O PÁSSARO E O POLEIRO
L. Freud
Num caminhando a galope para uma espécie de
neofascismo (ver a obsessão pelos clichês saúde, eufemismo para
instrumentalização do corpo, qualidade de vida e autoestima), é
sempre bom ficar atento e não esquecer a boa e velha insubmissão.
Prefiro o desvairado ao sóbrio (o normal, o certinho,
o virtuoso). O primeiro é variado, múltiplo, imprevisível, imaginativo,
fantasioso e criativo. O sóbrio é normativo, repetitivo, conformado e
acomodado. Vê-se dominante (organiza exércitos) quando, na verdade, é
mentalmente dominado. O desvairado é inquieto, transformador. O sóbrio é
fixador, ancilosado e rebalsado. Julga-se superior sendo, de fato, o inferiorizado na
mediocridade, em ordem-unida. O sóbrio orienta para o seu bem; o desvairado desorienta para qualquer coisa, qualquer lugar. O
sóbrio sofre de nanismo cognitivo, tem certezas, adoece com a polissemia; o
desvairado se agiganta no vasto oceano da dúvida e das incertezas.
O sóbrio é obediente e aprecia
fazer-se obedecer - o servo na rua, o tirano em casa. O desvairado se rebela e
busca desordem para abrir-se ao novo, ao inesperado. O sóbrio é virtude, o
desvairado é pecado; o sóbrio é grosso, porque rígido; o desvairado,
fidalgo, porque bailarino. Em nosso mundo insuportável, o desvairado é julgado,
sentenciado e executado; ora direis sacrificado. Assim, a ordem se
restabelece. E vemos o que vemos, temos o que temos. Basta pôr um único pé
porta afora.
É evidente que faço aqui uma
simplificação. Afinal, toda experiência que se fixa em palavras é reduzida,
rebaixada e controlada pela razão sintática.

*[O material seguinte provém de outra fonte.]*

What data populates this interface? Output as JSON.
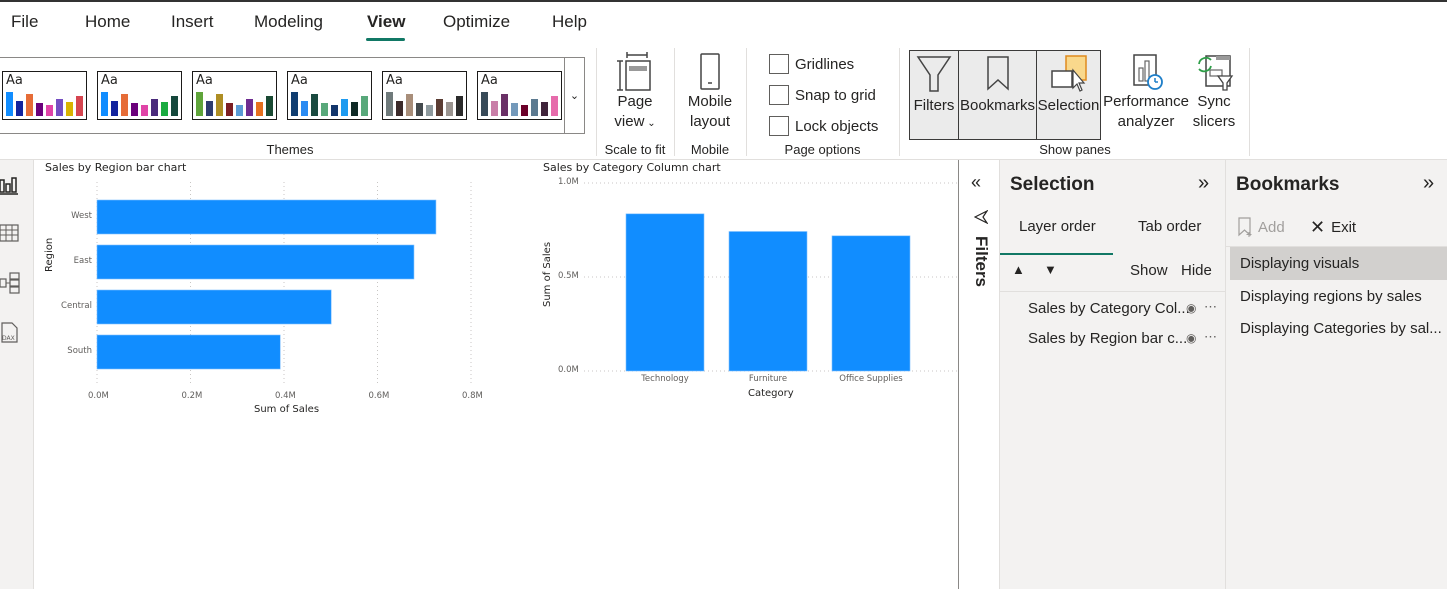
{
  "menu": {
    "items": [
      {
        "label": "File"
      },
      {
        "label": "Home"
      },
      {
        "label": "Insert"
      },
      {
        "label": "Modeling"
      },
      {
        "label": "View",
        "active": true
      },
      {
        "label": "Optimize"
      },
      {
        "label": "Help"
      }
    ]
  },
  "ribbon": {
    "themes": {
      "group_label": "Themes",
      "sample_text": "Aa",
      "palettes": [
        [
          "#118DFF",
          "#12239E",
          "#E66C37",
          "#6B007B",
          "#E044A7",
          "#744EC2",
          "#D9B300",
          "#D64550"
        ],
        [
          "#118DFF",
          "#12239E",
          "#E66C37",
          "#6B007B",
          "#E044A7",
          "#4A2A7B",
          "#1AAB40",
          "#15483C"
        ],
        [
          "#5FA43A",
          "#2D3B6E",
          "#AE8E24",
          "#7B1E23",
          "#5B9BD5",
          "#6E2C91",
          "#E6701F",
          "#1A4A33"
        ],
        [
          "#0F3D70",
          "#2A8BF2",
          "#1A4A40",
          "#58A87A",
          "#12356B",
          "#1E9BF0",
          "#0F2A26",
          "#58A87A"
        ],
        [
          "#6F7A7B",
          "#3B2A2A",
          "#A88E7A",
          "#444A4D",
          "#8E9A9E",
          "#5A3C33",
          "#9A9490",
          "#2B2B2B"
        ],
        [
          "#374A58",
          "#C97FA8",
          "#6A3066",
          "#7399BA",
          "#6B0029",
          "#5C7A90",
          "#40243B",
          "#E66BAB"
        ]
      ]
    },
    "scale_to_fit": {
      "button_line1": "Page",
      "button_line2": "view",
      "group_label": "Scale to fit"
    },
    "mobile": {
      "button_line1": "Mobile",
      "button_line2": "layout",
      "group_label": "Mobile"
    },
    "page_options": {
      "group_label": "Page options",
      "checkboxes": [
        {
          "label": "Gridlines",
          "checked": false
        },
        {
          "label": "Snap to grid",
          "checked": false
        },
        {
          "label": "Lock objects",
          "checked": false
        }
      ]
    },
    "show_panes": {
      "group_label": "Show panes",
      "filters": "Filters",
      "bookmarks": "Bookmarks",
      "selection": "Selection",
      "performance_line1": "Performance",
      "performance_line2": "analyzer",
      "sync_line1": "Sync",
      "sync_line2": "slicers"
    }
  },
  "colors": {
    "bar": "#118DFF",
    "accent": "#117865",
    "selection_highlight": "#F9D88C"
  },
  "chart_data": [
    {
      "type": "bar",
      "orientation": "horizontal",
      "title": "Sales by Region bar chart",
      "categories": [
        "West",
        "East",
        "Central",
        "South"
      ],
      "values": [
        0.725,
        0.678,
        0.501,
        0.392
      ],
      "value_unit": "M",
      "xlabel": "Sum of Sales",
      "ylabel": "Region",
      "xlim": [
        0,
        0.8
      ],
      "xticks": [
        "0.0M",
        "0.2M",
        "0.4M",
        "0.6M",
        "0.8M"
      ],
      "grid": true
    },
    {
      "type": "bar",
      "orientation": "vertical",
      "title": "Sales by Category Column chart",
      "categories": [
        "Technology",
        "Furniture",
        "Office Supplies"
      ],
      "values": [
        0.836,
        0.742,
        0.719
      ],
      "value_unit": "M",
      "xlabel": "Category",
      "ylabel": "Sum of Sales",
      "ylim": [
        0,
        1.0
      ],
      "yticks": [
        "0.0M",
        "0.5M",
        "1.0M"
      ],
      "grid": true
    }
  ],
  "filters_pane": {
    "label": "Filters"
  },
  "selection_pane": {
    "title": "Selection",
    "tabs": [
      {
        "label": "Layer order",
        "active": true
      },
      {
        "label": "Tab order"
      }
    ],
    "show_label": "Show",
    "hide_label": "Hide",
    "layers": [
      {
        "label": "Sales by Category Col..."
      },
      {
        "label": "Sales by Region bar c..."
      }
    ]
  },
  "bookmarks_pane": {
    "title": "Bookmarks",
    "add_label": "Add",
    "exit_label": "Exit",
    "items": [
      {
        "label": "Displaying visuals",
        "selected": true
      },
      {
        "label": "Displaying regions by sales"
      },
      {
        "label": "Displaying Categories by sal..."
      }
    ]
  }
}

Além disso e fora disso é o caos
do inefável e impalpável que faz e habita os confins do cérebro imaterial. Não
há saída para o ordinário da existência cotidiana. O sóbrio é linha reta; o
desvairado é desvio. O desvairado é um homem só em seu tugúrio; o sóbrio, um animal de
rebanho. O sóbrio é prosa; o desvairado, poesia.